Not the best night I’ve ever had at the opera. Lots of singing and dancing, but in terms of artistic merit the show kinda sucked.
The next thing I knew,
I was halfway across the park, my breath coming in wet, ragged gasps as I lay against the base of the statue of Louis XIV, the French monarch after whom the city had been named. His bronze skin dully reflected the light from the distant flames of the tent village that had once existed around the Muny.
From my lonely hilltop perch, I could see the searchlights of helicopters as they circled the amphitheater, hear the occasional echoing report of semiauto gunfire. Up here, though, all was supernaturally quiet and uncrowded, as if I was removed in time and space from the chaos that reigned not far away. The rain had finally ceased. Night birds and crickets made nocturnal harmony in the hilltop woods, undeterred by the paramilitary action not far away.

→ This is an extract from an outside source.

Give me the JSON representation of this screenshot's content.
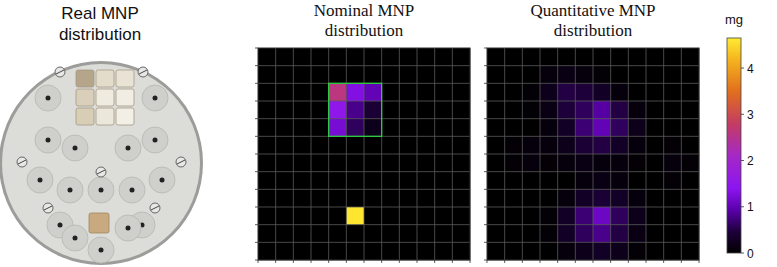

Somehow, in my mad rush for safety, I had made it to the summit of Art Hill, the highest point in Forest Park. The Sun King sat on his stallion above me, larger than life, his broadsword raised in defiance to the empty sky. The statue had been the symbol of the city long before the Arch had been erected; by miracle, he had not been toppled by the quake, and his eternal courage made me all the more ashamed of my own cowardice.

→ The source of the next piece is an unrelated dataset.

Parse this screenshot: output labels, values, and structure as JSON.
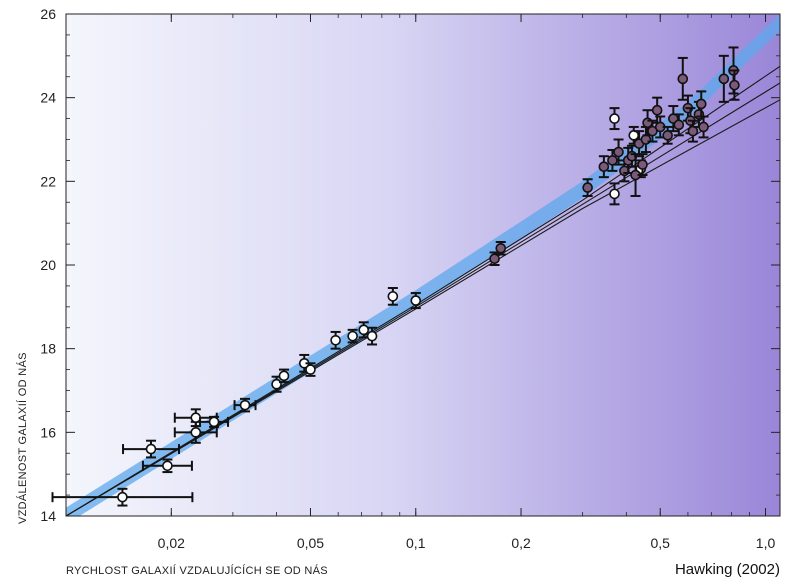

On the other hand, I had become accustomed to being a coward. It wasn’t anything new to me. Call it an instinct for self-preservation; all us chickenshit types use that term. Just ask my wife. Or my son …
Turning my head to look behind me, my eyes found the half-collapsed stone edifice of the St. Louis Art Museum. Despite being reinforced during the nineties against quakes, the museum had suffered extensive damage. Now its doors were chained shut, its windows sealed with pine boards, its treasures long since moved to Chicago. Inscribed above the bas-relief classical portico, held aloft by five Corinthian columns, were seven words:
DEDICATED TO ART AND FREE TO ALL
“No shit,” I mumbled. “Where do I sign up?”
I caught my breath, then I slowly rose to my feet and began to stagger across the driveway and down Art Hill, following the sidewalk toward the Forest Park Boulevard entrance on the north side of the park.